The likeness should remain but with the head twisted backward so Paterno is looking the other way like he did over Sandusky's atrocities.

No. 2 issue: The death penalty.

No, the NCAA shouldn't inflict Penn State's football program with capital punishment.

If every esteemed university's football program were suspended for a lack of integrity or institutional control, the entire sport would disappear.

Wait, maybe that isn't such a bad idea.

Anyway, the oncoming four-team playoff will make the sport even larger, more important and more hypocritical.

This is like the restaurant review stating that the food is terrible and the portions are too small.

So many of us complain that college football is corrupt and that the portions are too small ... so let's initiate a postseason that probably will lead to more corruption.

University administrators are complicit in this unfortunate dynamic. Fans of college football are. Members of the media are. We all feed the beast until the beast is full of itself.

Most of us can't identify a coach we would trust with our worst enemy's wallet, yet we continue to treat winning coaches like royalty. Yeah, sure, let's expand the playoffs so these guys can play for bigger trophies and become even larger than larger than life.

There isn't enough money polluting the sport so let's generate more and encourage more lying, more cheating and more cover-ups.

There isn't enough exploitation of supposed student-athletes so let's send them out for more games and more practices.

There aren't enough coaches like Paterno that are more dominant than anyone else on campus so let's create more of them.

How many more championships before Alabama's Nick Saban becomes as powerful as Paterno was? Or before Urban Meyer becomes the Big Ten's new Paterno? Or before some conference, maybe one down south, becomes the organized crime of intercollegiate football?

Look, I'm not opposed to a playoff system. I'm opposed to one without corresponding measures to draw football back into the campus community.

Ideally, players wouldn't be eligible as freshmen, which was the case until four decades ago, but that isn't plausible.

Here's something that is: Require football and basketball coaches to teach a couple of actual college classes. The objective would be to reduce them from iconic levels to academic levels.

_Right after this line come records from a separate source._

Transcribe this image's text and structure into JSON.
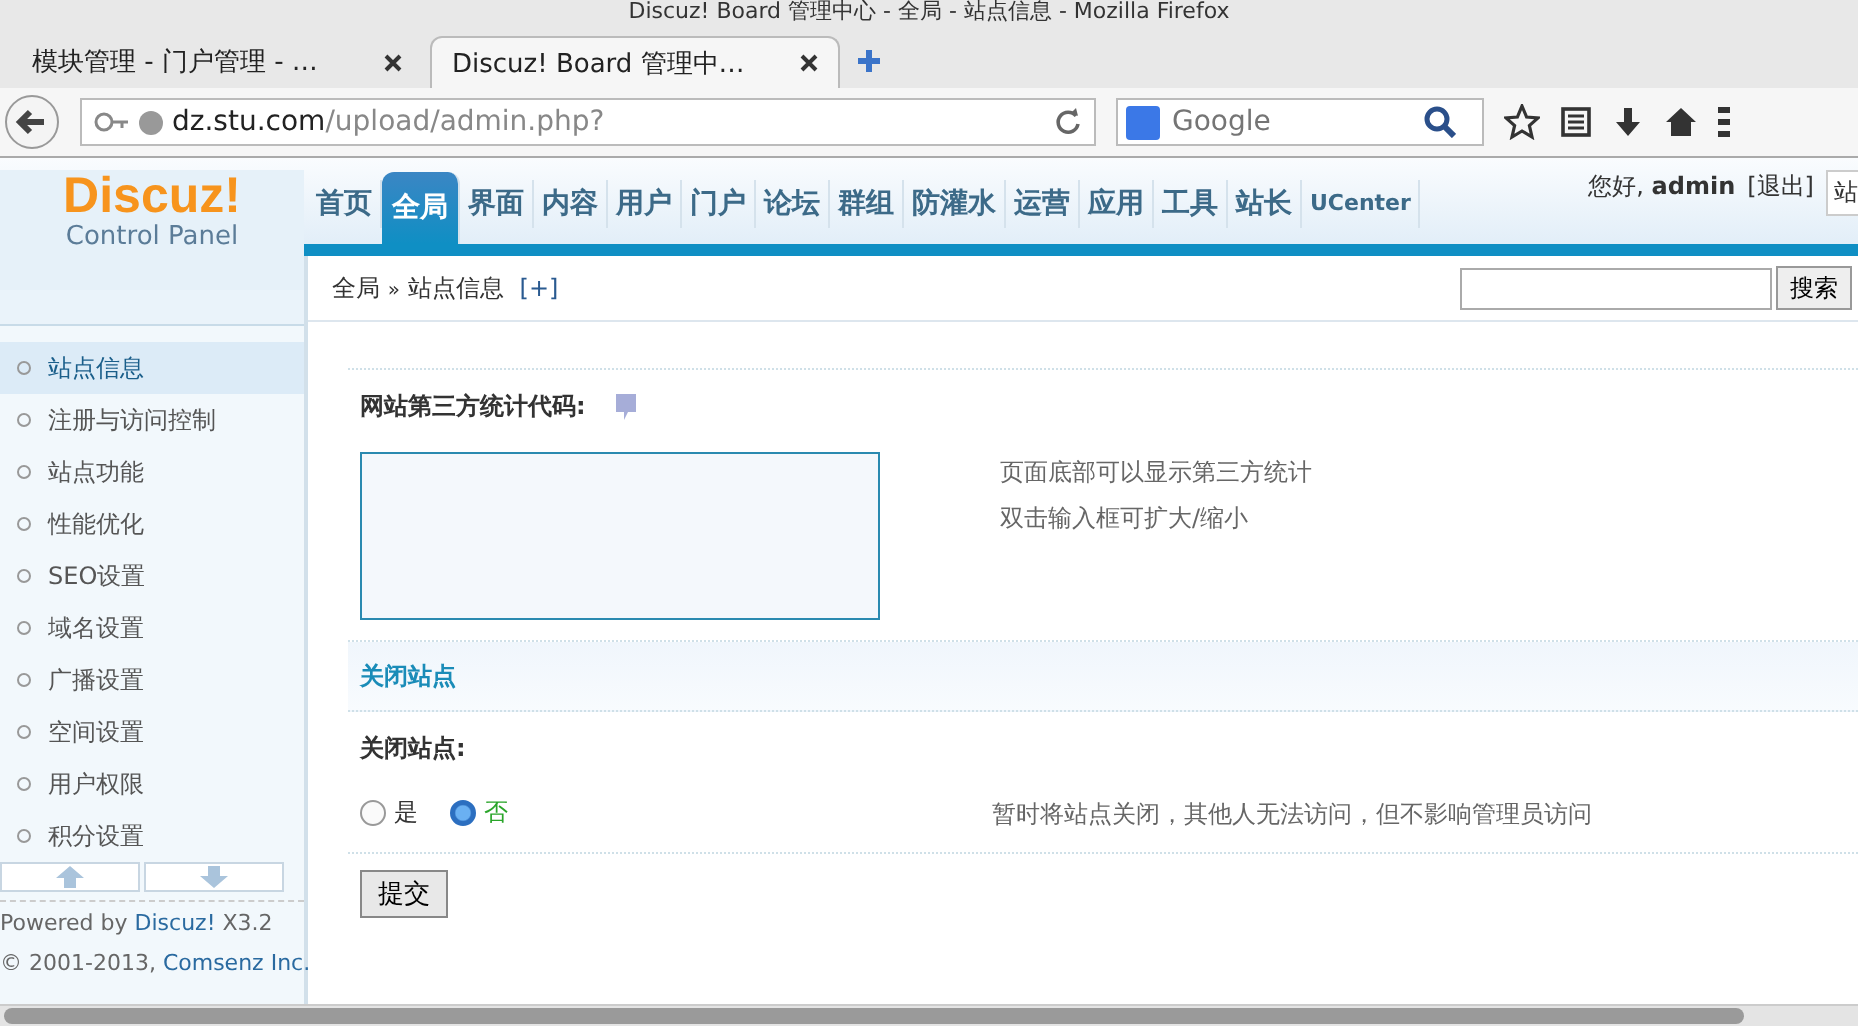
{
  "browser": {
    "title": "Discuz! Board 管理中心 - 全局 - 站点信息 - Mozilla Firefox",
    "tabs": [
      {
        "label": "模块管理 - 门户管理 - …",
        "selected": false
      },
      {
        "label": "Discuz! Board 管理中…",
        "selected": true
      }
    ],
    "url": {
      "host": "dz.stu.com",
      "path": "/upload/admin.php?"
    },
    "search_placeholder": "Google"
  },
  "header": {
    "logo": "Discuz!",
    "logo_subtitle": "Control Panel",
    "nav": [
      {
        "label": "首页",
        "selected": false
      },
      {
        "label": "全局",
        "selected": true
      },
      {
        "label": "界面",
        "selected": false
      },
      {
        "label": "内容",
        "selected": false
      },
      {
        "label": "用户",
        "selected": false
      },
      {
        "label": "门户",
        "selected": false
      },
      {
        "label": "论坛",
        "selected": false
      },
      {
        "label": "群组",
        "selected": false
      },
      {
        "label": "防灌水",
        "selected": false
      },
      {
        "label": "运营",
        "selected": false
      },
      {
        "label": "应用",
        "selected": false
      },
      {
        "label": "工具",
        "selected": false
      },
      {
        "label": "站长",
        "selected": false
      },
      {
        "label": "UCenter",
        "selected": false
      }
    ],
    "greeting": "您好,",
    "user": "admin",
    "logout": "[退出]",
    "site_button": "站"
  },
  "breadcrumb": {
    "items": [
      "全局",
      "站点信息"
    ],
    "separator": "»",
    "toggle": "[+]",
    "search_button": "搜索"
  },
  "sidebar": {
    "items": [
      {
        "label": "站点信息",
        "selected": true
      },
      {
        "label": "注册与访问控制",
        "selected": false
      },
      {
        "label": "站点功能",
        "selected": false
      },
      {
        "label": "性能优化",
        "selected": false
      },
      {
        "label": "SEO设置",
        "selected": false
      },
      {
        "label": "域名设置",
        "selected": false
      },
      {
        "label": "广播设置",
        "selected": false
      },
      {
        "label": "空间设置",
        "selected": false
      },
      {
        "label": "用户权限",
        "selected": false
      },
      {
        "label": "积分设置",
        "selected": false
      }
    ],
    "powered": "Powered by",
    "product": "Discuz!",
    "version": "X3.2",
    "copyright": "© 2001-2013,",
    "company": "Comsenz Inc."
  },
  "settings": [
    {
      "kind": "textarea",
      "label": "网站第三方统计代码:",
      "help": true,
      "hints": [
        "页面底部可以显示第三方统计",
        "双击输入框可扩大/缩小"
      ]
    },
    {
      "kind": "section",
      "title": "关闭站点"
    },
    {
      "kind": "radio",
      "label": "关闭站点:",
      "options": [
        {
          "label": "是",
          "selected": false
        },
        {
          "label": "否",
          "selected": true
        }
      ],
      "hints": [
        "暂时将站点关闭，其他人无法访问，但不影响管理员访问"
      ]
    }
  ],
  "submit": "提交"
}
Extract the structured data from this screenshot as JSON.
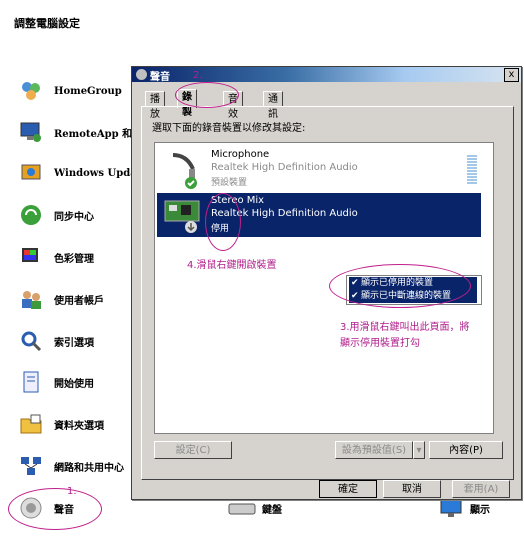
{
  "background": {
    "title": "調整電腦設定",
    "items": [
      {
        "label": "HomeGroup",
        "icon": "homegroup-icon"
      },
      {
        "label": "RemoteApp 和桌",
        "icon": "remoteapp-icon"
      },
      {
        "label": "Windows Updat",
        "icon": "windows-update-icon"
      },
      {
        "label": "同步中心",
        "icon": "sync-center-icon"
      },
      {
        "label": "色彩管理",
        "icon": "color-management-icon"
      },
      {
        "label": "使用者帳戶",
        "icon": "user-accounts-icon"
      },
      {
        "label": "索引選項",
        "icon": "indexing-icon"
      },
      {
        "label": "開始使用",
        "icon": "getting-started-icon"
      },
      {
        "label": "資料夾選項",
        "icon": "folder-options-icon"
      },
      {
        "label": "網路和共用中心",
        "icon": "network-icon"
      },
      {
        "label": "聲音",
        "icon": "sound-icon"
      }
    ],
    "bottom_labels": {
      "keyboard": "鍵盤",
      "display": "顯示"
    }
  },
  "dialog": {
    "title": "聲音",
    "close": "x",
    "tabs": [
      "播放",
      "錄製",
      "音效",
      "通訊"
    ],
    "active_tab": "錄製",
    "instruction": "選取下面的錄音裝置以修改其設定:",
    "devices": [
      {
        "name": "Microphone",
        "driver": "Realtek High Definition Audio",
        "status": "預設裝置"
      },
      {
        "name": "Stereo Mix",
        "driver": "Realtek High Definition Audio",
        "status": "停用"
      }
    ],
    "context_menu": [
      {
        "label": "顯示已停用的裝置",
        "checked": "✔"
      },
      {
        "label": "顯示已中斷連線的裝置",
        "checked": "✔"
      }
    ],
    "buttons": {
      "configure": "設定(C)",
      "set_default": "設為預設值(S)",
      "properties": "內容(P)",
      "ok": "確定",
      "cancel": "取消",
      "apply": "套用(A)"
    }
  },
  "annotations": {
    "step1": "1.",
    "step2": "2.",
    "step3": "3.用滑鼠右鍵叫出此頁面，將\n顯示停用裝置打勾",
    "step4": "4.滑鼠右鍵開啟裝置"
  }
}
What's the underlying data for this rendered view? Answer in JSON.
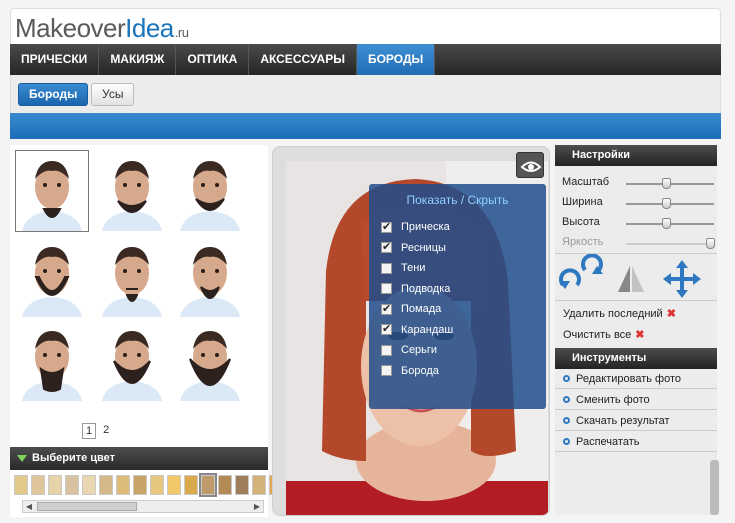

Maybe they would stop thinking they can rule to the point of overruling their bosses in non-football matters, or at least stop being tempted to try.

Steps have to be taken to make it more difficult, if not impossible, for a head coach to exercise power over school administrators if an assistant coach rapes young boys on university property.

Short of these changes, OK then, assess the death penalty ... not just to Penn State but to the entire sport.

Cure the disease that is college football so the symptom that Joe Paterno has come to represent will disappear.